Welch Modified Two-Sample t-Test
The equivalence test was significant, t(37.59) = 1.979, p = 2.76e-02
The null hypothesis test was non-significant, t(37.59) = -1.081, p = 2.87e-01
NHST: do not reject null significance hypothesis that the effect is equal to zero
TOST: reject null equivalence hypothesis

TOST Results
t    df p.value
t-test     -1.081 37.59   0.287
TOST Lower  1.979 37.59   0.028
TOST Upper -4.140 37.59 < 0.001

Effect Sizes
Estimate     SE              C.I. Conf. Level
Raw             -1.4130 1.3075  [-3.6181, 0.792]         0.9
Hedges g(av)    -0.3349 0.3412 [-0.8463, 0.1809]         0.9


# Simulation to check TOST sensitivity#

Let’s run a simulation to see how the accuracy of the TOST procedure for detecting when two samples come from the same population. We’ll use the standard normal $$Z \sim \mathcal{N}(0,1)$$ as the population, and run ttost_ind for different choices of sesoi and sample sizes n=m.
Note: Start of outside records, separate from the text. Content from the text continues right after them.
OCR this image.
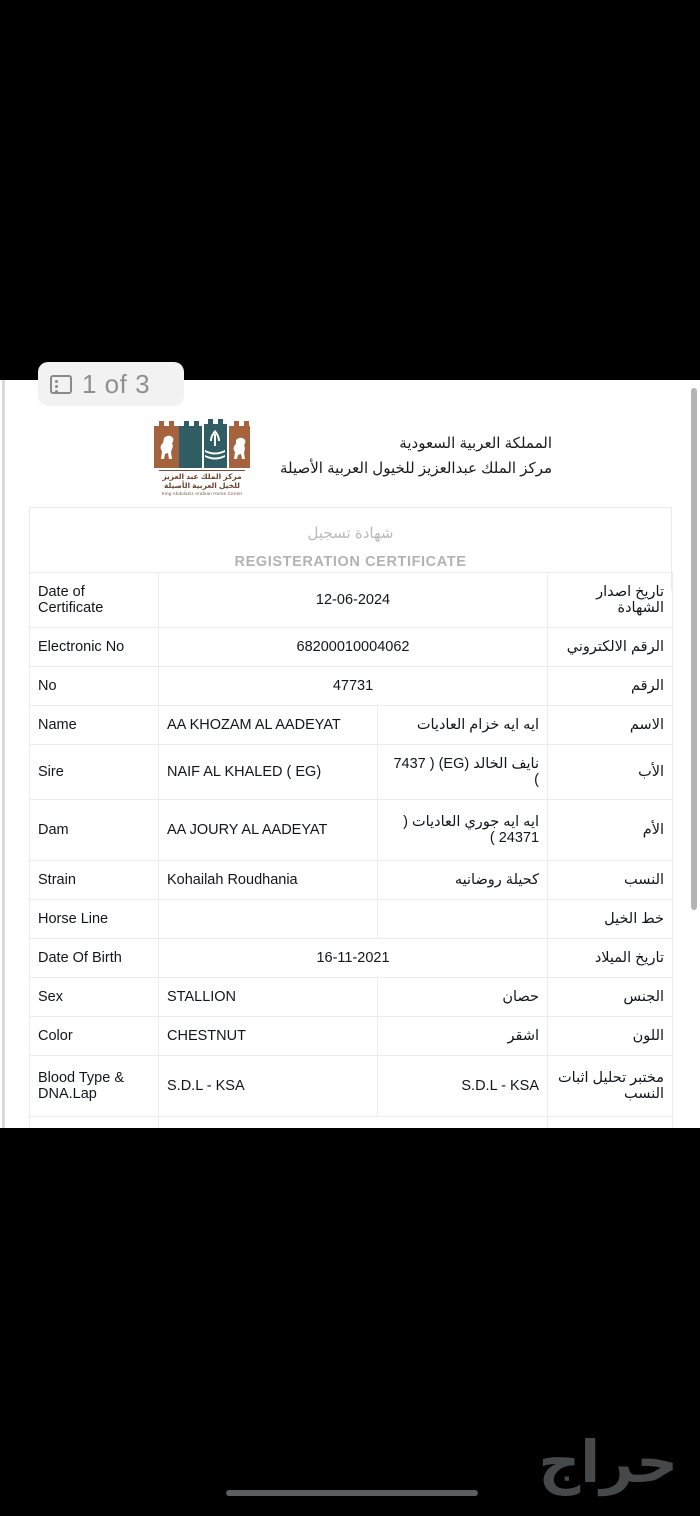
1 of 3
مركز الملك عبد العزيز
للخيل العربية الأصيلة
King Abdulaziz Arabian Horse Center
المملكة العربية السعودية
مركز الملك عبدالعزيز للخيول العربية الأصيلة
شهادة تسجيل
REGISTERATION CERTIFICATE
Date of Certificate	12-06-2024		تاريخ اصدار الشهادة
Electronic No	68200010004062		الرقم الالكتروني
No	47731		الرقم
Name	AA KHOZAM AL AADEYAT	ايه ايه خزام العاديات	الاسم
Sire	NAIF AL KHALED ( EG)	نايف الخالد (EG) ( 7437 )	الأب
Dam	AA JOURY AL AADEYAT	ايه ايه جوري العاديات ( 24371 )	الأم
Strain	Kohailah Roudhania	كحيلة روضانيه	النسب
Horse Line			خط الخيل
Date Of Birth	16-11-2021		تاريخ الميلاد
Sex	STALLION	حصان	الجنس
Color	CHESTNUT	اشقر	اللون
Blood Type & DNA.Lap	S.D.L - KSA	S.D.L - KSA	مختبر تحليل اثبات النسب

حراج
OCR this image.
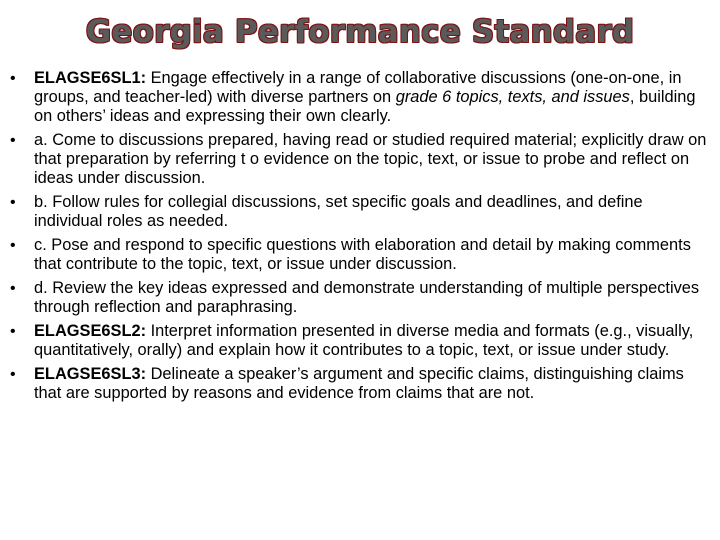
Georgia Performance Standard
• ELAGSE6SL1: Engage effectively in a range of collaborative discussions (one-on-one, in groups, and teacher-led) with diverse partners on grade 6 topics, texts, and issues, building on others’ ideas and expressing their own clearly.
• a. Come to discussions prepared, having read or studied required material; explicitly draw on that preparation by referring t o evidence on the topic, text, or issue to probe and reflect on ideas under discussion.
• b. Follow rules for collegial discussions, set specific goals and deadlines, and define individual roles as needed.
• c. Pose and respond to specific questions with elaboration and detail by making comments that contribute to the topic, text, or issue under discussion.
• d. Review the key ideas expressed and demonstrate understanding of multiple perspectives through reflection and paraphrasing.
• ELAGSE6SL2: Interpret information presented in diverse media and formats (e.g., visually, quantitatively, orally) and explain how it contributes to a topic, text, or issue under study.
• ELAGSE6SL3: Delineate a speaker’s argument and specific claims, distinguishing claims that are supported by reasons and evidence from claims that are not.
def one_equiv_test(mu, sigma, n, m, sesoi):
"""
Run TOST on two samples from the same population.
"""
# two identical populations
muX, sigmaX = mu, sigma
muY, sigmaY = mu, sigma
rvX = norm(muX, sigmaX)
rvY = norm(muY, sigmaY)

# generate a random samples
xs = rvX.rvs(n)
ys = rvY.rvs(m)

# run TOST
p, _, _ = ttost_ind(xs, ys, low=-sesoi, upp=sesoi, usevar='unequal')
return p

def replicate_many_equiv_tests(mu, sigma, n, m, sesoi, N=1000, cutoff=0.05):
pvals = np.empty(N)
for i in range(N):
pval = one_equiv_test(mu=mu, sigma=sigma, n=n, m=m, sesoi=sesoi)
pvals[i] = pval
prop = sum(pvals < cutoff) / len(pvals)
return prop

SIMULATE = False  # don't need to re-run simulation every time

if SIMULATE:
np.random.seed(33)
sesois = np.arange(0.2, 1.5, 0.1)
ns = [20, 30, 40, 60, 100]
results = pd.DataFrame(columns=["sesoi", "n", "prop"])
for i, (sesoi, n) in enumerate(product(sesois, ns)):
print(f"{i} running replicate_many_equiv_tests for {sesoi=} and {n=}")
prop = replicate_many_equiv_tests(mu=0, sigma=1, n=n, m=n, sesoi=sesoi)
results.loc[i] = [sesoi, n, prop]
else:
results = pd.DataFrame.from_records(
[  (0.2,  20., 0.   ), (0.2,  30., 0.   ), (0.2,  40., 0.   ),
(0.2,  60., 0.   ), (0.2, 100., 0.   ), (0.3,  20., 0.   ),
(0.3,  30., 0.   ), (0.3,  40., 0.   ), (0.3,  60., 0.025),
(0.3, 100., 0.384), (0.4,  20., 0.001), (0.4,  30., 0.012),
(0.4,  40., 0.115), (0.4,  60., 0.411), (0.4, 100., 0.747),
(0.5,  20., 0.035), (0.5,  30., 0.203), (0.5,  40., 0.412),
(0.5,  60., 0.723), (0.5, 100., 0.932), (0.6,  20., 0.186),
(0.6,  30., 0.497), (0.6,  40., 0.704), (0.6,  60., 0.898),
(0.6, 100., 0.992), (0.7,  20., 0.395), (0.7,  30., 0.708),
(0.7,  40., 0.865), (0.7,  60., 0.971), (0.7, 100., 0.996),
(0.8,  20., 0.606), (0.8,  30., 0.862), (0.8,  40., 0.94 ),
(0.8,  60., 0.993), (0.8, 100., 1.   ), (0.9,  20., 0.761),
(0.9,  30., 0.937), (0.9,  40., 0.975), (0.9,  60., 0.998),
(0.9, 100., 1.   ), (1. ,  20., 0.853), (1. ,  30., 0.968),
(1. ,  40., 0.998), (1. ,  60., 1.   ), (1. , 100., 1.   ),
(1.1,  20., 0.927), (1.1,  30., 0.991), (1.1,  40., 0.999),
(1.1,  60., 1.   ), (1.1, 100., 1.   ), (1.2,  20., 0.971),
(1.2,  30., 0.998), (1.2,  40., 1.   ), (1.2,  60., 1.   ),
(1.2, 100., 1.   ), (1.3,  20., 0.982), (1.3,  30., 0.999),
(1.3,  40., 1.   ), (1.3,  60., 1.   ), (1.3, 100., 1.   ),
(1.4,  20., 0.992), (1.4,  30., 1.   ), (1.4,  40., 1.   ),
(1.4,  60., 1.   ), (1.4, 100., 1.   ) ],
columns=["sesoi", "n", "prop"]
)


## TOST sensitivity results#

ax = sns.lineplot(x=results["sesoi"], y=results["prop"], hue=results["n"])
ax.set_title("Proportion of TOST tests that correctly reject H0 \n for two samples of size n from a standard normal")
ax.set_ylabel("Proportion of TOST results with p < 0.05");


The above graph shows that, for $$n=30$$ we need to use sesoi of around 0.7 standard deviations if we want TOST to have 80% power at detecting the equivalence.

For $$n=20$$ we need sesoi to be 1 standard deviation if we want 80% power.